A sugestão surgiu durante o julgamento de um processo focado em direito de resposta.
Contexto atual e redes sociais
Flávio Dino pontuou que os desafios da imprensa ficaram mais complexos desde a queda do diploma.
O avanço das redes sociais e a dinâmica atual do ecossistema digital amplificaram esses impactos.
Defesa da informação e da democracia
Para o ministro Alexandre de Moraes, proteger a qualidade da informação é essencial para manter a liberdade de imprensa forte.
“A liberdade de imprensa é um dos pilares fundamentais da democracia. Se nós deixarmos que a imprensa seja contaminada por pessoas que não são da imprensa, não são jornalistas e não lutam pela informação, nós estaremos desgastando um dos grandes pilares da democracia”, ressaltou.

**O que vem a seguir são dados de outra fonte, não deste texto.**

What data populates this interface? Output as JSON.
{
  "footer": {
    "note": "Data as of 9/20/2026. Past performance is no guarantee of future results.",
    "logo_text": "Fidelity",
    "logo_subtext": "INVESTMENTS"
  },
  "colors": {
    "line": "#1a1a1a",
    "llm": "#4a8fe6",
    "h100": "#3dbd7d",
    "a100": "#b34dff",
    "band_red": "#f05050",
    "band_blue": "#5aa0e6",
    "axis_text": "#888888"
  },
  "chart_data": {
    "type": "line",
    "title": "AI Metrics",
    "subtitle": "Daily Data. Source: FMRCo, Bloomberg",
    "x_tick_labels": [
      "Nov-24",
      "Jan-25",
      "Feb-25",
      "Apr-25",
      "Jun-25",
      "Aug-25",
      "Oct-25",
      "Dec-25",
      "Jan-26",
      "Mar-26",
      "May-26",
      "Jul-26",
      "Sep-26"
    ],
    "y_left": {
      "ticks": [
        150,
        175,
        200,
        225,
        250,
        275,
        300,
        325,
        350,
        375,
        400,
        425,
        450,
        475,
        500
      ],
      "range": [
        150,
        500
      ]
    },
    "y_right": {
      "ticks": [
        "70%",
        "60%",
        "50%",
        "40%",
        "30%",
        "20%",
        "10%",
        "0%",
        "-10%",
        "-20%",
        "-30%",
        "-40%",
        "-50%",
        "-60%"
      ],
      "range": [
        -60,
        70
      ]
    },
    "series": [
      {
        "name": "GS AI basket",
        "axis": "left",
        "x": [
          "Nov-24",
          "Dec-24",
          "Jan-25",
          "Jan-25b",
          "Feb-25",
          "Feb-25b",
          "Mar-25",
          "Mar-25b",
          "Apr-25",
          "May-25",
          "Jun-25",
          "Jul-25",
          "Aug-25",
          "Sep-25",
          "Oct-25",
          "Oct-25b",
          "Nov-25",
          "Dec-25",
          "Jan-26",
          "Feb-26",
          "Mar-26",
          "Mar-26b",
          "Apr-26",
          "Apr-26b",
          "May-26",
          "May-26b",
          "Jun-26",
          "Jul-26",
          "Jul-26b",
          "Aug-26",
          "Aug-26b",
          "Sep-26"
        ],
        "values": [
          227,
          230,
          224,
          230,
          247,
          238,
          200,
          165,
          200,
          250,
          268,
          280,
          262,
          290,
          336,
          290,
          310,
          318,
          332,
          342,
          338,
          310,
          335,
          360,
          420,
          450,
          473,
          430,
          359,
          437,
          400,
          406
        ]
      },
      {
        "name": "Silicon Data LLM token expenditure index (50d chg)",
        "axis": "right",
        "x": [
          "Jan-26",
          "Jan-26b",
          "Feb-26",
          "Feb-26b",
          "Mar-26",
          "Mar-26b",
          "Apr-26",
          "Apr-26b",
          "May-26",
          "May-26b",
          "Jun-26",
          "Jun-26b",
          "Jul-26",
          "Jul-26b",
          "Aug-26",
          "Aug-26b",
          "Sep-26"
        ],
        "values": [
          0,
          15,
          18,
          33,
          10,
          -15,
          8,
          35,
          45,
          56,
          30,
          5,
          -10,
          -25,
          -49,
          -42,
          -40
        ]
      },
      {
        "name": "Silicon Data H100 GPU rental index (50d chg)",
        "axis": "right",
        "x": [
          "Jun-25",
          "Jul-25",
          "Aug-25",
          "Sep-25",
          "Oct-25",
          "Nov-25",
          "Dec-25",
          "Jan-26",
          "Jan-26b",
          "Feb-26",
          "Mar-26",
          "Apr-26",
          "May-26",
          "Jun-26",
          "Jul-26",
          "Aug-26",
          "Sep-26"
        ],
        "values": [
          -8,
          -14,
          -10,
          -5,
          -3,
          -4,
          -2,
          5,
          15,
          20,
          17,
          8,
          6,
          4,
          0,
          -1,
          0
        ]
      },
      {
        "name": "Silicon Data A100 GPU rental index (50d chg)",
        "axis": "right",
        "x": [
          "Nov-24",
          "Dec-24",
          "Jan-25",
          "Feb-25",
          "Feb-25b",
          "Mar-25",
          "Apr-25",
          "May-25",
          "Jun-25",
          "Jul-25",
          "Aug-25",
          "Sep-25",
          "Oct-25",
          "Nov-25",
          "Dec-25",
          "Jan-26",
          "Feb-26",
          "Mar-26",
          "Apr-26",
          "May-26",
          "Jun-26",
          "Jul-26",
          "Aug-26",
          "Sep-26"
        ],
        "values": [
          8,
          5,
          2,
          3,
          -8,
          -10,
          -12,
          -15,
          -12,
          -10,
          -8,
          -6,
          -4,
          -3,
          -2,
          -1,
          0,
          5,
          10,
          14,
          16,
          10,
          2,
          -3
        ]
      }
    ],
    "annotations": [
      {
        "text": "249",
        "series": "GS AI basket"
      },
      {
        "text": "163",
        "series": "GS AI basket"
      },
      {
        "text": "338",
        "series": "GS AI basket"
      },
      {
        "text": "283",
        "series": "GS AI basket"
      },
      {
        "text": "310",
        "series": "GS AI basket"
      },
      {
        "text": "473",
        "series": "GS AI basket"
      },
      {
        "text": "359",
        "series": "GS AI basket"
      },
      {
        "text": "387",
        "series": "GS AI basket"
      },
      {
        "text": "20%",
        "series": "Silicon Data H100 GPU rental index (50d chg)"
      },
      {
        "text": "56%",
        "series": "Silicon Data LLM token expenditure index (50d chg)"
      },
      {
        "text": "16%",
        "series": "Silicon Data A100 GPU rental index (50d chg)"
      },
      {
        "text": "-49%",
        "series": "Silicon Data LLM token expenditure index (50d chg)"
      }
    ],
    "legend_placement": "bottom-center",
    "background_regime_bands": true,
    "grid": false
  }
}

O histórico da decisão de 2009
A exigência do diploma caiu em 2009, quando o plenário do STF decidiu o tema por 8 votos a 1.
Quem votou a favor da queda do diploma
O relator do caso, ministro Gilmar Mendes, votou contra a obrigatoriedade do documento.

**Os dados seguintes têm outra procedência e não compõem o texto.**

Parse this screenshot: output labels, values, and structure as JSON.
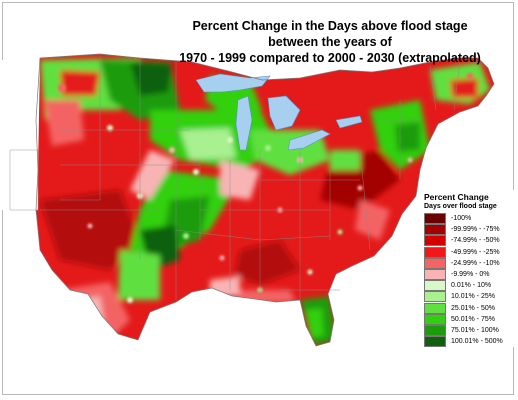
{
  "title": {
    "line1": "Percent Change in the Days above flood stage",
    "line2": "between the years of",
    "line3": "1970 - 1999 compared to 2000 - 2030 (extrapolated)"
  },
  "legend": {
    "title": "Percent Change",
    "subtitle": "Days over flood stage",
    "items": [
      {
        "label": "-100%",
        "color": "#6b0000"
      },
      {
        "label": "-99.99% - -75%",
        "color": "#a30000"
      },
      {
        "label": "-74.99% - -50%",
        "color": "#d40000"
      },
      {
        "label": "-49.99% - -25%",
        "color": "#f01818"
      },
      {
        "label": "-24.99% - -10%",
        "color": "#f46464"
      },
      {
        "label": "-9.99% - 0%",
        "color": "#f8b4b4"
      },
      {
        "label": "0.01% - 10%",
        "color": "#d8f8c8"
      },
      {
        "label": "10.01% - 25%",
        "color": "#a8f090"
      },
      {
        "label": "25.01% - 50%",
        "color": "#60e040"
      },
      {
        "label": "50.01% - 75%",
        "color": "#30d010"
      },
      {
        "label": "75.01% - 100%",
        "color": "#1c9c0c"
      },
      {
        "label": "100.01% - 500%",
        "color": "#106010"
      }
    ]
  },
  "colors": {
    "water": "#a6cff0",
    "outside": "#ffffff",
    "state_borders": "#8a8a8a"
  }
}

Acompanharam o relator os ministros Cármen Lúcia Antunes Rocha, Ellen Gracie, Ricardo Lewandowski, Eros Grau, Carlos Ayres Britto, Cezar Peluso e Celso de Mello.
O voto divergente e as ausências
Apenas o ministro Marco Aurélio votou a favor da manutenção do diploma.
Os ministros Menezes Direito e Joaquim Barbosa não participaram da sessão por ausências justificadas.